Prior to the liquidation, a group of 30 youths under the command of Yitzchak Zakuska took refuge in the nearby forests. Yitzchak served as a soldier in the Soviet Army. He fell in German captivity near Smolensk. He escaped and returned to Osowa Wyszka. Since they suspected that he was a Soviet paratrooper, he escaped once again and hid in the forests. Women and children also joined him during the liquidation. During one of the operations after the liquidation of the ghetto, the members of the group set the houses of the Jews on fire and seized the weapons from the Ukrainian guards. During the first operations, many of the non-combatants fell at the hands of the Germans.

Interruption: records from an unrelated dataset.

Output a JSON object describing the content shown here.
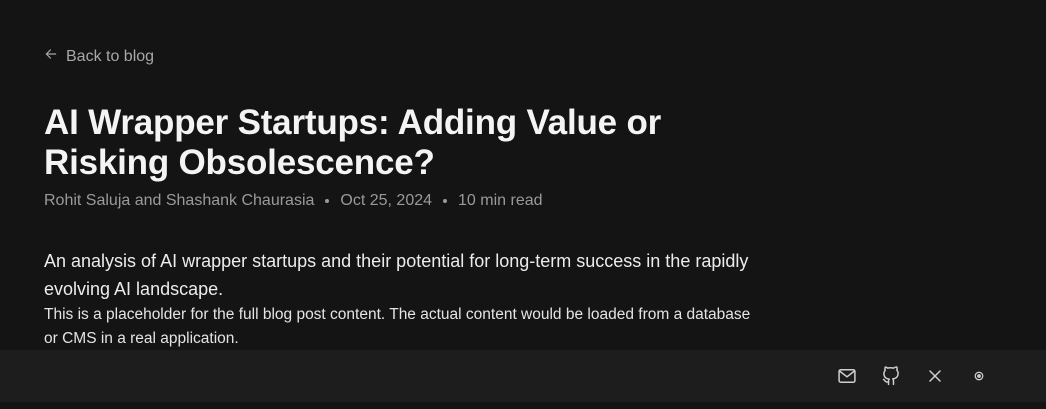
{
  "nav": {
    "back_label": "Back to blog"
  },
  "post": {
    "title": "AI Wrapper Startups: Adding Value or Risking Obsolescence?",
    "authors": "Rohit Saluja and Shashank Chaurasia",
    "date": "Oct 25, 2024",
    "read_time": "10 min read",
    "summary": "An analysis of AI wrapper startups and their potential for long-term success in the rapidly evolving AI landscape.",
    "body": "This is a placeholder for the full blog post content. The actual content would be loaded from a database or CMS in a real application."
  },
  "footer": {
    "icons": [
      "mail-icon",
      "github-icon",
      "x-icon",
      "theme-toggle-icon"
    ]
  },
  "colors": {
    "background": "#141414",
    "footer_background": "#1d1d1d",
    "muted_text": "#9a9a9a",
    "title_text": "#f4f4f4"
  }
}
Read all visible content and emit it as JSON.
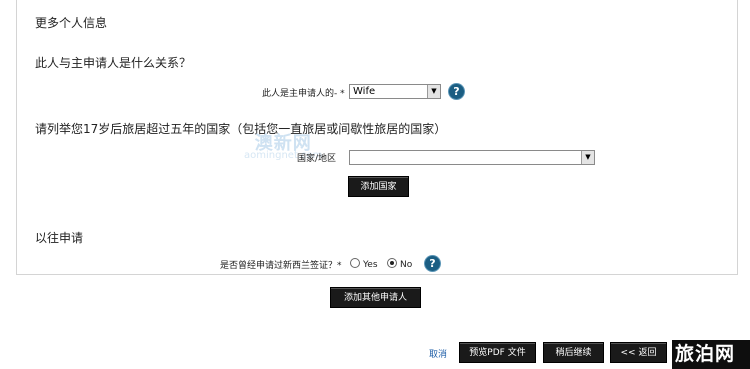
{
  "more_info": {
    "heading": "更多个人信息"
  },
  "relationship": {
    "question": "此人与主申请人是什么关系？",
    "field_label": "此人是主申请人的- *",
    "selected": "Wife"
  },
  "countries": {
    "question": "请列举您17岁后旅居超过五年的国家（包括您一直旅居或间歇性旅居的国家）",
    "field_label": "国家/地区",
    "selected": "",
    "add_button": "添加国家"
  },
  "watermark": {
    "line1": "澳新网",
    "line2": "aomingnet.com"
  },
  "previous": {
    "heading": "以往申请",
    "question": "是否曾经申请过新西兰签证？*",
    "opt_yes": "Yes",
    "opt_no": "No"
  },
  "add_applicant_button": "添加其他申请人",
  "footer": {
    "cancel": "取消",
    "preview_pdf": "预览PDF 文件",
    "save_later": "稍后继续",
    "back": "<< 返回",
    "logo_text": "旅泊网"
  },
  "colors": {
    "help_icon": "#1b5e83",
    "button_bg": "#1a1a1a",
    "link": "#1f5fa8"
  },
  "icons": {
    "help": "question-mark-circle-icon",
    "dropdown": "chevron-down-icon"
  }
}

In April 1943, the unit numbered 63 people. At the end of that month, a battle was conducted against the Germans in which 29 men fell. In May of that year, the group joined an unknown Russian partisan unit. Later, it was annexed along with that unit to the Death to Fascism brigade of the first Rovno union, under the command of General Vasyl Begma.
Osowa Wyszka was liberated at the end of January 1944. Approximately 15 of the local Jews survived in the forests and hiding places.
Yad Vashem Archives 03/1312
YIVO, G'A 65-I
Y. Babitsky, Jewish Agriculture in Wolhynia, Jewish Economic, Warsaw-Vilna, 1937.
The Wolhynia Anthology, Aleph, booklet B, (5705 1945), pp. 23-24.
Kostopol, the Life and Death of the Community, Tel Aviv, 5727 (1967).
Wolhyner Life, Rowne, November 23, 1928.